Publié le 11 septembre 2019 à 11:22

Rejouer la même pièce de Beckett, 41 ans plus tard

Laurence Montandon et Jane Friedrich dans "Pas".
Laurence Montandon & Jane Friederich, retour chez Beckett Nectar / 24 min. / le 10 septembre 2019
A Genève, dans le cadre du Festival de la Bâtie, deux comédiennes septuagénaires reforment un duo créé en 1978. C’est "Pas" de l’irlandais Samuel Beckett. Un duo crépusculaire et malicieux entre une mère et sa fille. Beau et troublant.

La scène est sombre, à peine éclairée. Sur le sol, un couloir de lumière pâle traverse le plateau en diagonale. Au fond de la scène, un trait de lumière vertical. Comme une meurtrière. Vêtue d’une robe en haillon, une femme arpente le couloir de lumière: 9 pas dans un sens, 9 pas dans l’autre. Claquement de talons obsédant: on se prend à compter le nombre de pas. Un autre personnage reste tapi dans le noir. On ne percevra que sa voix. Une voix de femme.

Du mystère et si peu de pages

"Pas" est une pièce de théâtre aussi minuscule que minutieusement complexe. Elle remplit à peine 17 pages. Probablement une petite douzaine si l’on enlève les indications de jeu de l’auteur pour ne conserver que les répliques. Et pourtant quel mystère dans ce huis clos dont la temporalité et la rationalité nous filent entre les doigts! S’agit-il d’un dialogue entre une mère très âgée et sa fille qui prend soin de sa santé? S'agit-il du souvenir de cette mère, deuil impossible, qui trotte dans la tête de cette femme qui arpente son plancher jusqu’à le creuser?

S’agit-il d’un fantôme, de deux spectres, qui rôdent entre église et salon? S’agit-il simplement de raconter la fin de la vie et notre besoin de s’y accrocher avant de tout lâcher? Beckett n’est pas sans mystère pour qui découvre "Pas". Malicieuses, ses deux comédiennes, Jane Friedrich et Laurence Montandon, évoquent une écriture précise qui se garde de tout dévoiler mais "nous mène à comprendre ce qu’il veut nous dire. "

L'humour de Beckett

Dans la salle du Poche. L’émotion est palpable. Il y a aussi des rires. C’est que Beckett a beau passer pour un auteur austère, minimaliste, absurde, pessimiste ou sec (selon les notices des dictionnaires), il n’en a pas moins de l’humour.

Lisez ou écoutez ses trois chefs-d’œuvre les plus célèbres, "En attendant Godot", "Oh les beaux jours" ou "Fin de partie", tout n’est pas que désespoir, bien au contraire. Et tant Jane Friedrich que Laurence Montandon ne se privent pas de souligner l’humour du dramaturge irlandais avec des voix de félins rusés.

Il est rare, trop rare, de pouvoir écouter en pleine lumière deux comédiennes septuagénaires. Deux comédiennes qui ne se cantonnent dans des rôles fugaces de vieille tante en chaise roulante, mais dans des personnages forts, présents, dans une pièce qui tient de la mise en abîme: il est ici question de fin de vie et de deuil.

Les comédiennes Jane Friedrich et Laurence Montandon jouent "Pas" de Beckett.
Les comédiennes Jane Friedrich et Laurence Montandon jouent "Pas" de Beckett. [© Mehdi Benkler - DR]

Doubler le texte et inverser les rôles

En 1978, "Pas" vient de paraître et les deux comédiennes lui donnent immédiatement le souffle de la scène.
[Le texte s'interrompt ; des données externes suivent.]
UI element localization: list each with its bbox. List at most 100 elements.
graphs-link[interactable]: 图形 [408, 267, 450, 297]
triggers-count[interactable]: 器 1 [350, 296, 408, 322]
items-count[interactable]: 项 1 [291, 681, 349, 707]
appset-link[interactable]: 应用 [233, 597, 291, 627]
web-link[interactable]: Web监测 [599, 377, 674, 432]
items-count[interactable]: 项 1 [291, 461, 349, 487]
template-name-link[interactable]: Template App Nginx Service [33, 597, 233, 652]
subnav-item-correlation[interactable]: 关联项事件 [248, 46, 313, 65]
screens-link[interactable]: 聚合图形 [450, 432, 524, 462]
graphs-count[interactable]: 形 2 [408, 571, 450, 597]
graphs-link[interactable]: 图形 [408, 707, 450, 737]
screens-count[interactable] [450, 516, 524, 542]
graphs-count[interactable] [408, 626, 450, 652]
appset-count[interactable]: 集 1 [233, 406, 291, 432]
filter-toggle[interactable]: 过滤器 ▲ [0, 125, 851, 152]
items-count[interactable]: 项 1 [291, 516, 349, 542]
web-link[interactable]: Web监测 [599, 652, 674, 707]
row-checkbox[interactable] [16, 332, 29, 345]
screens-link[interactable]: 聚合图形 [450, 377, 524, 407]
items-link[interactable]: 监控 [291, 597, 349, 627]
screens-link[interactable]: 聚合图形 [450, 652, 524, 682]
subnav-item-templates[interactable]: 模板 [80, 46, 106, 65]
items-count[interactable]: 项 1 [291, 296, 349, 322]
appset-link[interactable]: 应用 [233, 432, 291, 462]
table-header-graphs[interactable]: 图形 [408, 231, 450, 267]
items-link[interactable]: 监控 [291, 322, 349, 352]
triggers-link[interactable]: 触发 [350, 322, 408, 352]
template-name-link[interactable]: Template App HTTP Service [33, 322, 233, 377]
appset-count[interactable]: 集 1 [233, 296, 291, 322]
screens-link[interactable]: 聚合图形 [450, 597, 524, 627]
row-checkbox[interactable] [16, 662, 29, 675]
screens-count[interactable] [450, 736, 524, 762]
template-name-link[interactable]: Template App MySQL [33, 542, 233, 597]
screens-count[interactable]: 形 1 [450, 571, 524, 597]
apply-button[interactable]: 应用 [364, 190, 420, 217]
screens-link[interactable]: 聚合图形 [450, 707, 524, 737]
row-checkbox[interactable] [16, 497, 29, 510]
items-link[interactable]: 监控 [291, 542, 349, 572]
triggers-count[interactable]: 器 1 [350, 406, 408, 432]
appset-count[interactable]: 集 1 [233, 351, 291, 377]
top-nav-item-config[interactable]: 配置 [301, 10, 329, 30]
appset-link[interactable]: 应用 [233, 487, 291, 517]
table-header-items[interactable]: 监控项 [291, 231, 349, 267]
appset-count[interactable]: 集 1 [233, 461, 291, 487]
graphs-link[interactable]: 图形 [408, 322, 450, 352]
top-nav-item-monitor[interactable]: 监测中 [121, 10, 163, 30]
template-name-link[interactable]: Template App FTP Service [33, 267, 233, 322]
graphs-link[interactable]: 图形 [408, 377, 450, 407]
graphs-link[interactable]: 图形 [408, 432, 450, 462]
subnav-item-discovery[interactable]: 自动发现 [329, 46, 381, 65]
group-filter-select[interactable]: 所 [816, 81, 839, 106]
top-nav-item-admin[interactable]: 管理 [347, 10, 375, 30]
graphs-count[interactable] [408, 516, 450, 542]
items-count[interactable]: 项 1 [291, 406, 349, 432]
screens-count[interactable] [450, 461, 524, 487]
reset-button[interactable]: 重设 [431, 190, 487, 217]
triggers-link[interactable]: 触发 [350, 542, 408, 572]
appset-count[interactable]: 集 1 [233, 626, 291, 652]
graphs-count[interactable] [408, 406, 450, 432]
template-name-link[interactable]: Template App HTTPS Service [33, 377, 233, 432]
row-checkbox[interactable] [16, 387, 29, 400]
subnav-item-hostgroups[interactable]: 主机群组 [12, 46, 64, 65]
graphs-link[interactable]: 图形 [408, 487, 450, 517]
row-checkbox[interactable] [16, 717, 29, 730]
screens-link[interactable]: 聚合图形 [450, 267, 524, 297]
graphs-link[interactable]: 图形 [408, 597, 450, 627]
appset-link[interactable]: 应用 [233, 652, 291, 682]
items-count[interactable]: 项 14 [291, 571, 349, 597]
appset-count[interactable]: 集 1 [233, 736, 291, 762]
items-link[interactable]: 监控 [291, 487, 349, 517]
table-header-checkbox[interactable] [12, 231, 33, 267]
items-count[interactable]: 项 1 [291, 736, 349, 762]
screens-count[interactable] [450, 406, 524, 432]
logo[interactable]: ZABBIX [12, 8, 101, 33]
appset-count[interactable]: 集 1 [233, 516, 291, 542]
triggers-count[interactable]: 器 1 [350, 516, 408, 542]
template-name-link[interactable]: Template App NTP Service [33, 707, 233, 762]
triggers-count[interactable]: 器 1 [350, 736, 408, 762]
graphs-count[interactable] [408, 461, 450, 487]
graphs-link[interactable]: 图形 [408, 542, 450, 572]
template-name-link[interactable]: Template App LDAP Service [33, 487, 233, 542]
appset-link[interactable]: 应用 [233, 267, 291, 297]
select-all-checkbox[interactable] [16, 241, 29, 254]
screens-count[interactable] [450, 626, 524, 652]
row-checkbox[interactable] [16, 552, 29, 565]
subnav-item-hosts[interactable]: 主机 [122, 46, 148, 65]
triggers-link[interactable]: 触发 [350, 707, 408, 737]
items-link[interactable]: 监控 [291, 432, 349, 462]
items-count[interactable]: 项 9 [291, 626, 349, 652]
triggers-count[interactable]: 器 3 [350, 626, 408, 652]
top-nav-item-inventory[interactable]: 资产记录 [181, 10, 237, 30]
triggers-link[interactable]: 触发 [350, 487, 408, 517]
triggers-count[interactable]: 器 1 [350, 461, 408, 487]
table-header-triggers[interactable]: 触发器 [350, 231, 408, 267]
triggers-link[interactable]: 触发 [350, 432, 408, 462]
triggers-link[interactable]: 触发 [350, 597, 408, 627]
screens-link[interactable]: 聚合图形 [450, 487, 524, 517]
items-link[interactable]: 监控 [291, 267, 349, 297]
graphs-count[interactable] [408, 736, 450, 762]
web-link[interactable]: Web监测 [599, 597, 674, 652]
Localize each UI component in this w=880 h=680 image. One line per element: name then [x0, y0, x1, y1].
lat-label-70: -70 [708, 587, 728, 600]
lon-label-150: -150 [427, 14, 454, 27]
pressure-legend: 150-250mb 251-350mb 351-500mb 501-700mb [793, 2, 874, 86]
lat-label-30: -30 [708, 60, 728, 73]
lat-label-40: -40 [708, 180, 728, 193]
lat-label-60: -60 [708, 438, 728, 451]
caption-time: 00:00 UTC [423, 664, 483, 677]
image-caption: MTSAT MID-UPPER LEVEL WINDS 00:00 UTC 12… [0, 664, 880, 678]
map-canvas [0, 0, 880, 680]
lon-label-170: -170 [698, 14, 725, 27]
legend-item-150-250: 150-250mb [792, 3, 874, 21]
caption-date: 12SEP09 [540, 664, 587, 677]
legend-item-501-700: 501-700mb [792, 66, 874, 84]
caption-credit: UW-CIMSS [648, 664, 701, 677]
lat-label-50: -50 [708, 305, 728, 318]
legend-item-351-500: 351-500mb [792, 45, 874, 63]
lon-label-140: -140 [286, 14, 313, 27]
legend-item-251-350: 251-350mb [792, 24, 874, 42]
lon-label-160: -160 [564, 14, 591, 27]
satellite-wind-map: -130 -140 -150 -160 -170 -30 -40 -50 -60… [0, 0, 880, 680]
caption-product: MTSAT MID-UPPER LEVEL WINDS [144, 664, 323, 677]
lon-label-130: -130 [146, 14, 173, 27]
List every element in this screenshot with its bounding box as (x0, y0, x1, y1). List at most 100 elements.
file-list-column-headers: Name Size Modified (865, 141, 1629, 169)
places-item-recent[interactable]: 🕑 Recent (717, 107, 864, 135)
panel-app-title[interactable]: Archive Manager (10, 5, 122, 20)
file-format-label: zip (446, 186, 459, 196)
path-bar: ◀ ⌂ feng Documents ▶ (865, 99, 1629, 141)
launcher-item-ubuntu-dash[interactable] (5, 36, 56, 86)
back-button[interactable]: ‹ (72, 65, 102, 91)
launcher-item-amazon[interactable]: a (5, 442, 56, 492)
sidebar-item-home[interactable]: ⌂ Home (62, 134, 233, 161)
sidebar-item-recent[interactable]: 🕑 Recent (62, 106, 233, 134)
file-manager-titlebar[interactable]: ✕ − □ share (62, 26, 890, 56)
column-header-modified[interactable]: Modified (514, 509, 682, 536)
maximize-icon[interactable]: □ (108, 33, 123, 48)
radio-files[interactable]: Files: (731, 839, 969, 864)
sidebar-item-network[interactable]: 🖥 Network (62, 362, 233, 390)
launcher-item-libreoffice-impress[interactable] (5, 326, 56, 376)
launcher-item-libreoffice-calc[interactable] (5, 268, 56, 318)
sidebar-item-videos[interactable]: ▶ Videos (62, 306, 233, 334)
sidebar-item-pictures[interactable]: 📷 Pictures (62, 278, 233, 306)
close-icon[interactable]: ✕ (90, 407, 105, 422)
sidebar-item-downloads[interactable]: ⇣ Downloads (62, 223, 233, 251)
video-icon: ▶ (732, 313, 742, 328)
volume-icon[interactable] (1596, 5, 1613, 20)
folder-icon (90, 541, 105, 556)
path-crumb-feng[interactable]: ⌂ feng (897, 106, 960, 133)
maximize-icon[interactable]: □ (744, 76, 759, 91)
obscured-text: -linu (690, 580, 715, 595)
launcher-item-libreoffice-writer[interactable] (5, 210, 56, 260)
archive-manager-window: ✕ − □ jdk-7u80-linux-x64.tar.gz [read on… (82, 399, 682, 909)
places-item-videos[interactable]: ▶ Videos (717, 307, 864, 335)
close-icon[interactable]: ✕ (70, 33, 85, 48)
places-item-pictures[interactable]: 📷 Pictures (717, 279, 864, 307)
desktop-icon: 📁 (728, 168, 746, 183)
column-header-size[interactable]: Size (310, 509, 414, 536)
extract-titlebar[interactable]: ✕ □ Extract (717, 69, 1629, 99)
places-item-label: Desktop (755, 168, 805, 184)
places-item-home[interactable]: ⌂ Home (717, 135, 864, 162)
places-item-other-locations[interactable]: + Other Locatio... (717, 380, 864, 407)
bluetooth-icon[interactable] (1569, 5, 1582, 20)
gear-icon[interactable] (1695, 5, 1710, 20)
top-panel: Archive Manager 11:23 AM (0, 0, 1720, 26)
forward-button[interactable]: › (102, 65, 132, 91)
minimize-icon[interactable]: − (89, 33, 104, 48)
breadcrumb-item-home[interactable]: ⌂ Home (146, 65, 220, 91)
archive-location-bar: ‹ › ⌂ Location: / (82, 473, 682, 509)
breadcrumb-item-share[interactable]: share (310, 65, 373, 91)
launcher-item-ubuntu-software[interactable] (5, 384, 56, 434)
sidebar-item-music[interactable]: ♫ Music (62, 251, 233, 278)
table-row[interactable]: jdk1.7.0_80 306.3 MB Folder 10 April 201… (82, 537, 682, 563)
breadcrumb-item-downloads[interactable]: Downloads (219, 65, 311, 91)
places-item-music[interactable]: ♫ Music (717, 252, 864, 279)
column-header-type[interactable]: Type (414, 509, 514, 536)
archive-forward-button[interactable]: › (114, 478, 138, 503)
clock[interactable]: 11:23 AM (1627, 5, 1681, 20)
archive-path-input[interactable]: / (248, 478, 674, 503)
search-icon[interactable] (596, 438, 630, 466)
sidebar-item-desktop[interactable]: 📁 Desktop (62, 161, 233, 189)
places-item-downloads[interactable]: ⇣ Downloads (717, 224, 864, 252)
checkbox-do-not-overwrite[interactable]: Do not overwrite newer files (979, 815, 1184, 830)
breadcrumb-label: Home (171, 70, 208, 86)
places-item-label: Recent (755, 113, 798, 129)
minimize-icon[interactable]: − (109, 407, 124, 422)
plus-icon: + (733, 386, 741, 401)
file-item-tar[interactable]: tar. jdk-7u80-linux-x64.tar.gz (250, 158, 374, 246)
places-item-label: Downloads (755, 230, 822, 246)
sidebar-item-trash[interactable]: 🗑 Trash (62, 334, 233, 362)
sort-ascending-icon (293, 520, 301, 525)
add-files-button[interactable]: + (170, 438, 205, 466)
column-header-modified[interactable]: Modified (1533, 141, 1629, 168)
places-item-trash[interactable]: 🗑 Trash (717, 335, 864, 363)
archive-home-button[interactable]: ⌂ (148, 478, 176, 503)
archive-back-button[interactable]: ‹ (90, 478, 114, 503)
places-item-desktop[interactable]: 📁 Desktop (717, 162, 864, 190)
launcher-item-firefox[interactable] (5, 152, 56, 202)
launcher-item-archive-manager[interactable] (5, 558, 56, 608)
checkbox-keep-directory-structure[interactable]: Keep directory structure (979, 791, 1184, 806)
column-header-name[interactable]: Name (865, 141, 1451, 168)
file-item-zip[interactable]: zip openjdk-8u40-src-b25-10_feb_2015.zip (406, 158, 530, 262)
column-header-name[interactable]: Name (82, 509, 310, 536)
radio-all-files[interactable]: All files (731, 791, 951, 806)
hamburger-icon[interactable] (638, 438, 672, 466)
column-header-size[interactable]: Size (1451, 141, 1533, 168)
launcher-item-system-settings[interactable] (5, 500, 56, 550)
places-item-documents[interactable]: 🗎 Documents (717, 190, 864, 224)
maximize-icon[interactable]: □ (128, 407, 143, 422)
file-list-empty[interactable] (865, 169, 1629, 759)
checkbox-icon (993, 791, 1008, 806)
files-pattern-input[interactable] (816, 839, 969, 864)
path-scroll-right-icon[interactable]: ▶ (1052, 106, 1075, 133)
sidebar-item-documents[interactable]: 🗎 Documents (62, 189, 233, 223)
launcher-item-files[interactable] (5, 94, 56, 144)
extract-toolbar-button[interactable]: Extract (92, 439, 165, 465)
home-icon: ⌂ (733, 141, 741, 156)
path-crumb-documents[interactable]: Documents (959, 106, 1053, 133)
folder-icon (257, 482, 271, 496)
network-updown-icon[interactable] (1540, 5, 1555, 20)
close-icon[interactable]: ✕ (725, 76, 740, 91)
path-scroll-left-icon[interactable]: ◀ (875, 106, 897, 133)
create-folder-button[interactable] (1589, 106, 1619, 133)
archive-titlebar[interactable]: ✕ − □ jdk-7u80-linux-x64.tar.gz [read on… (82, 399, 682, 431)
En octobre de cette année-là, Jane Friedrich et Laurence Montandon tiennent l’affiche au Théâtre du Grütli, à l’époque une simple salle de gymnastique scolaire genevoise transformée en théâtre avec quelques rideaux. Une troisième complice, Hélène Friedli, décédée depuis, se joint à elle pour un prologue.

"Pas" est si court qu’elles décident de le doubler en rejouant immédiatement le même texte avec les rôles de mère et de fille inversés. Une manière de raconter cette étape de l’existence où les enfants prennent à leur tour soin de leurs parents devenus fragiles comme des enfants.

Proche des intentions de l'auteur

Quarante et un an ont passé, chacune a mené sa carrière, quitté les rôles de jeunes femmes pour ce qu’on appelle "les rôles de maturité", passé du statut d’actrices mûres à celui de "grande dame" du théâtre. Et aujourd’hui, revoici "Pas". Un retour qui n’a rien de nostalgique, bien au contraire. Ce spectacle n’a sans doute jamais été aussi près des intentions et des préoccupations de son auteur. A l’époque de son écriture, Samuel Beckett avait 72 ans. Un bel âge pour parler de la vie.